Prayer doesn’t work by our clicking our fingers to get the job done.

God’s providence doesn’t work like that.  We don’t wish it, then fish it.

Prosperity doctrine is one of the real weaknesses of a ‘name-it, claim-it’ theology these entitled days.  It’s peddled by those who promise that all dreams come true; that, if you only PRAY enough and WISH enough and DO enough, you, through your will, can turn the will of God in your favour.  It’s a nice idea.  It makes us feel all-powerful to believe it.

But what about when it doesn’t work?  When the prayer, the miracle you hope for, isn’t answered the way you hope?

Before you answer, consider how many prayers aren’t answered.

Consider before you answer that there’s at least one prayer of the apostle Paul’s that wasn’t answered.

2 Corinthians 12:8-10 details Paul’s prayer: “Three times I pleaded with the Lord to take [the thorn in my flesh] away from me.  But God said to me, ‘My grace is sufficient for you, for my power is made perfect in weakness.’  Therefore I will boast all the more gladly about my weaknesses, so that Christ’s power may rest on me.  That is why, for Christ’s sake, I delight in weaknesses, in insults, in hardships, in persecutions, in difficulties.  For when I am weak, then I am strong.”

God said no.  Yes, that’s right.  In God saying no, God was saying, “I’ve got something better for you, Paul... you don’t know what you’re praying for... I’ll give you something that will help you become more like my Son... the ability to ‘delight in weaknesses...’.”
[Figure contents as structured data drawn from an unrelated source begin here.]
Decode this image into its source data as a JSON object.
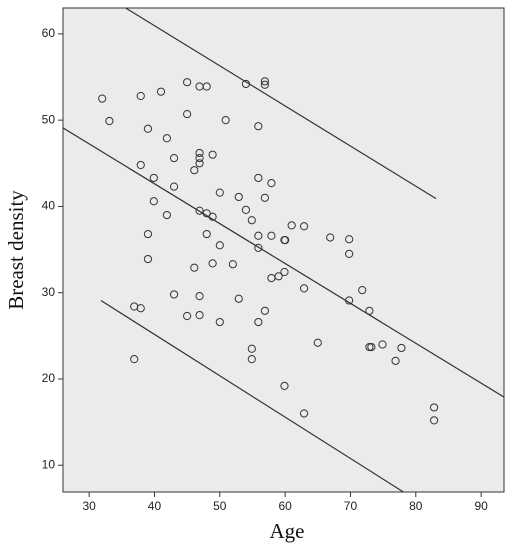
{
  "chart_data": {
    "type": "scatter",
    "x_label": "Age",
    "y_label": "Breast density",
    "xlim": [
      26,
      93.5
    ],
    "ylim": [
      6.9,
      63
    ],
    "xticks": [
      30,
      40,
      50,
      60,
      70,
      80,
      90
    ],
    "yticks": [
      10,
      20,
      30,
      40,
      50,
      60
    ],
    "background": "#ebebeb",
    "marker_color": "#333333",
    "line_color": "#333333",
    "points": {
      "x": [
        32.0,
        33.1,
        37.9,
        41.0,
        45.0,
        46.9,
        48.0,
        54.0,
        56.9,
        56.9,
        45.0,
        50.9,
        55.9,
        39.0,
        41.9,
        43.0,
        46.9,
        46.9,
        46.9,
        48.9,
        37.9,
        39.9,
        46.1,
        43.0,
        55.9,
        57.9,
        50.0,
        39.9,
        52.9,
        56.9,
        46.9,
        48.0,
        54.0,
        41.9,
        48.9,
        54.9,
        61.0,
        62.9,
        39.0,
        48.0,
        55.9,
        57.9,
        59.9,
        60.0,
        66.9,
        69.8,
        50.0,
        55.9,
        69.8,
        39.0,
        48.9,
        52.0,
        46.1,
        59.9,
        57.9,
        59.0,
        62.9,
        71.8,
        43.0,
        46.9,
        52.9,
        69.8,
        36.9,
        37.9,
        56.9,
        72.9,
        45.0,
        46.9,
        50.0,
        55.9,
        65.0,
        72.9,
        73.2,
        74.9,
        77.8,
        54.9,
        54.9,
        36.9,
        76.9,
        59.9,
        82.8,
        82.8,
        62.9
      ],
      "y": [
        52.5,
        49.9,
        52.8,
        53.3,
        54.4,
        53.9,
        53.9,
        54.2,
        54.5,
        54.1,
        50.7,
        50.0,
        49.3,
        49.0,
        47.9,
        45.6,
        46.2,
        45.6,
        45.0,
        46.0,
        44.8,
        43.3,
        44.2,
        42.3,
        43.3,
        42.7,
        41.6,
        40.6,
        41.1,
        41.0,
        39.5,
        39.2,
        39.6,
        39.0,
        38.8,
        38.4,
        37.8,
        37.7,
        36.8,
        36.8,
        36.6,
        36.6,
        36.1,
        36.1,
        36.4,
        36.2,
        35.5,
        35.2,
        34.5,
        33.9,
        33.4,
        33.3,
        32.9,
        32.4,
        31.7,
        31.9,
        30.5,
        30.3,
        29.8,
        29.6,
        29.3,
        29.1,
        28.4,
        28.2,
        27.9,
        27.9,
        27.3,
        27.4,
        26.6,
        26.6,
        24.2,
        23.7,
        23.7,
        24.0,
        23.6,
        23.5,
        22.3,
        22.3,
        22.1,
        19.2,
        16.7,
        15.2,
        16.0
      ]
    },
    "lines": [
      {
        "x": [
          35.6,
          83.1
        ],
        "y": [
          63,
          40.9
        ]
      },
      {
        "x": [
          26,
          93.5
        ],
        "y": [
          49.1,
          17.9
        ]
      },
      {
        "x": [
          31.8,
          78.1
        ],
        "y": [
          29.1,
          6.9
        ]
      }
    ]
  }
}
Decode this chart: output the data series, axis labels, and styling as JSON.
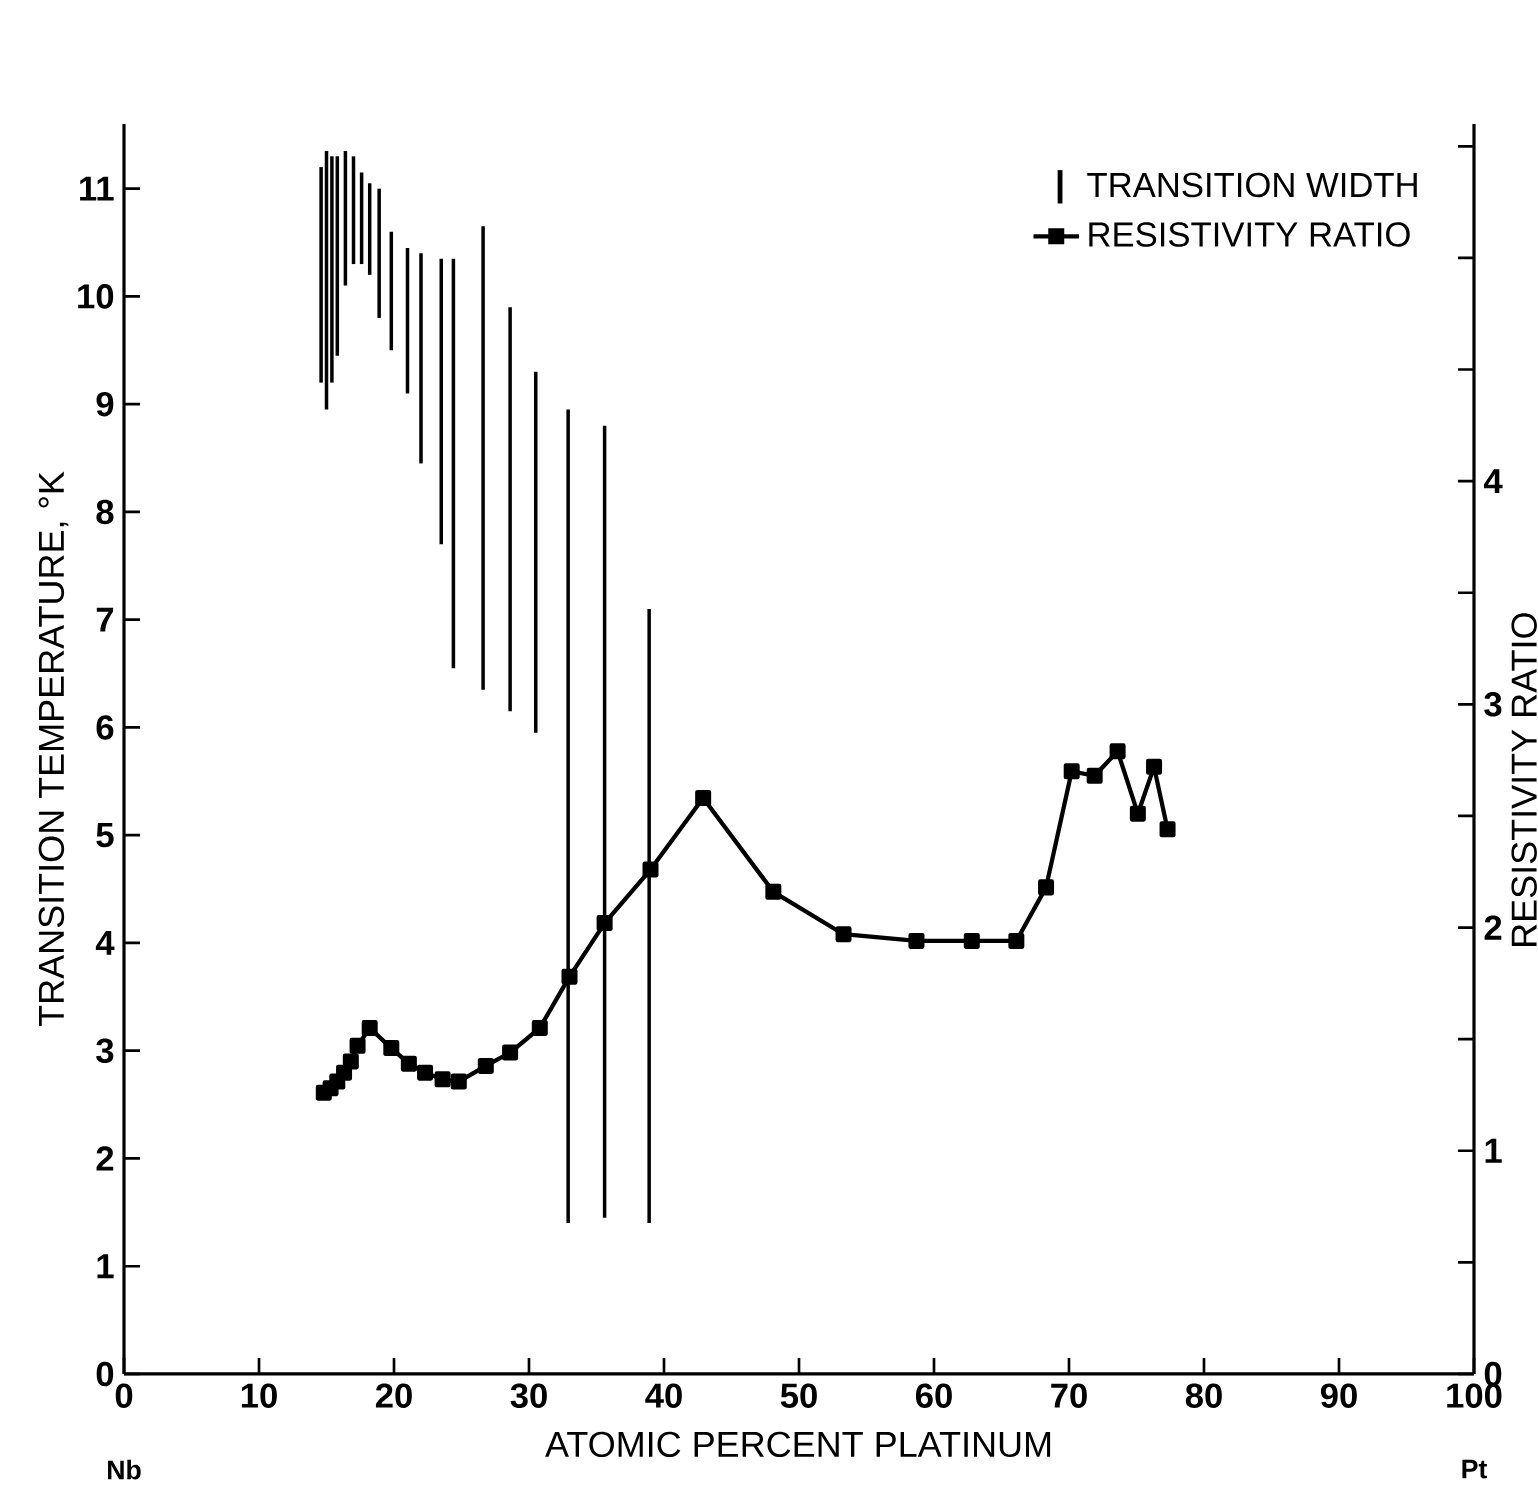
{
  "chart_data": {
    "type": "line",
    "xlabel": "ATOMIC PERCENT PLATINUM",
    "ylabel": "TRANSITION TEMPERATURE, °K",
    "y2label": "RESISTIVITY RATIO",
    "annotations": [
      "Nb",
      "Pt"
    ],
    "xlim": [
      0,
      100
    ],
    "xticks": [
      0,
      10,
      20,
      30,
      40,
      50,
      60,
      70,
      80,
      90,
      100
    ],
    "ylim": [
      0,
      11.6
    ],
    "yticks": [
      0,
      1,
      2,
      3,
      4,
      5,
      6,
      7,
      8,
      9,
      10,
      11
    ],
    "y2lim": [
      0,
      5.6
    ],
    "y2ticks": [
      0,
      {
        "value": 0.5,
        "label": null
      },
      1,
      {
        "value": 1.5,
        "label": null
      },
      2,
      {
        "value": 2.5,
        "label": null
      },
      3,
      {
        "value": 3.5,
        "label": null
      },
      4,
      {
        "value": 4.5,
        "label": null
      },
      {
        "value": 5,
        "label": null
      },
      {
        "value": 5.5,
        "label": null
      }
    ],
    "legend": "top right",
    "marker": "square",
    "line_style": "solid",
    "series": [
      {
        "name": "TRANSITION WIDTH",
        "type": "bar",
        "color": "#000000",
        "x": [
          14.6,
          15.0,
          15.4,
          15.8,
          16.4,
          17.0,
          17.6,
          18.2,
          18.9,
          19.8,
          21.0,
          22.0,
          23.5,
          24.4,
          26.6,
          28.6,
          30.5,
          32.9,
          35.6,
          38.9
        ],
        "base": [
          9.2,
          8.95,
          9.2,
          9.45,
          10.1,
          10.3,
          10.3,
          10.2,
          9.8,
          9.5,
          9.1,
          8.45,
          7.7,
          6.55,
          6.35,
          6.15,
          5.95,
          1.4,
          1.45,
          1.4
        ],
        "values": [
          2.0,
          2.4,
          2.1,
          1.85,
          1.25,
          1.0,
          0.85,
          0.85,
          1.2,
          1.1,
          1.35,
          1.95,
          2.65,
          3.8,
          4.3,
          3.75,
          3.35,
          7.55,
          7.35,
          5.7
        ]
      },
      {
        "name": "RESISTIVITY RATIO",
        "axis": "y2",
        "color": "#000000",
        "x": [
          14.8,
          15.3,
          15.8,
          16.3,
          16.8,
          17.3,
          18.2,
          19.8,
          21.1,
          22.3,
          23.6,
          24.8,
          26.8,
          28.6,
          30.8,
          33.0,
          35.6,
          39.0,
          42.9,
          48.1,
          53.3,
          58.7,
          62.8,
          66.1,
          68.3,
          70.2,
          71.9,
          73.6,
          75.1,
          76.3,
          77.3
        ],
        "values": [
          1.26,
          1.28,
          1.31,
          1.35,
          1.4,
          1.47,
          1.55,
          1.46,
          1.39,
          1.35,
          1.32,
          1.31,
          1.38,
          1.44,
          1.55,
          1.78,
          2.02,
          2.26,
          2.58,
          2.16,
          1.97,
          1.94,
          1.94,
          1.94,
          2.18,
          2.7,
          2.68,
          2.79,
          2.51,
          2.72,
          2.44
        ]
      }
    ]
  }
}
It’s not exactly a palatable answer, is it?  It won’t get people in mega-churches cheering in their seats, yelling out, “Amen!!  Preach!!”  It’s not going to sell books in this buy-now-pay-later culture.

The theory of being able to twist God’s arm is rooted in the privilege of a gospel that works for us, where everything’s about ‘God moving’ for our success, image, ‘favour’, and what we feel — in our humanity — is right.  Sorry, but God doesn’t work like that.

God’s got something better.  Rather than offer us something that wouldn’t grow us one iota, God’s got something infinitely better.

God wants to say something powerful to everyone, especially to those who do not conquer every time they click their fingers — which is every single one of us when we’re honest.

By doing this, God’s levelling the playing field.  Those who pedal the success gospel, those who love to show how successful they are, are eventually brought low.

Go get a Bible.  Open up to the book of Daniel.  Chapter three.  Verses 16-18 herald the kind of faith God is calling us to — a faith that simply relies on our obedience that leaves the results in God’s hands.  A faith that refuses to attempt to manipulate God for our convenience — as if that doesn’t sound absurd.

Facing that fiery furnace, the three Hebrew men, Shadrach, Meshach and Abednego all fully expected that God could/might deliver them.  But in the same sentence, they accepted that “even if he doesn’t save us, we won’t change our minds.”

Believing God answers every prayer the way we desire is not only a bad theology, but it also represents an immature faith where the hope will end up disappointed.  The opposite is praying and accepting whatever God’s response is, even to the extent that we might believe that God’s got growth in mind for us.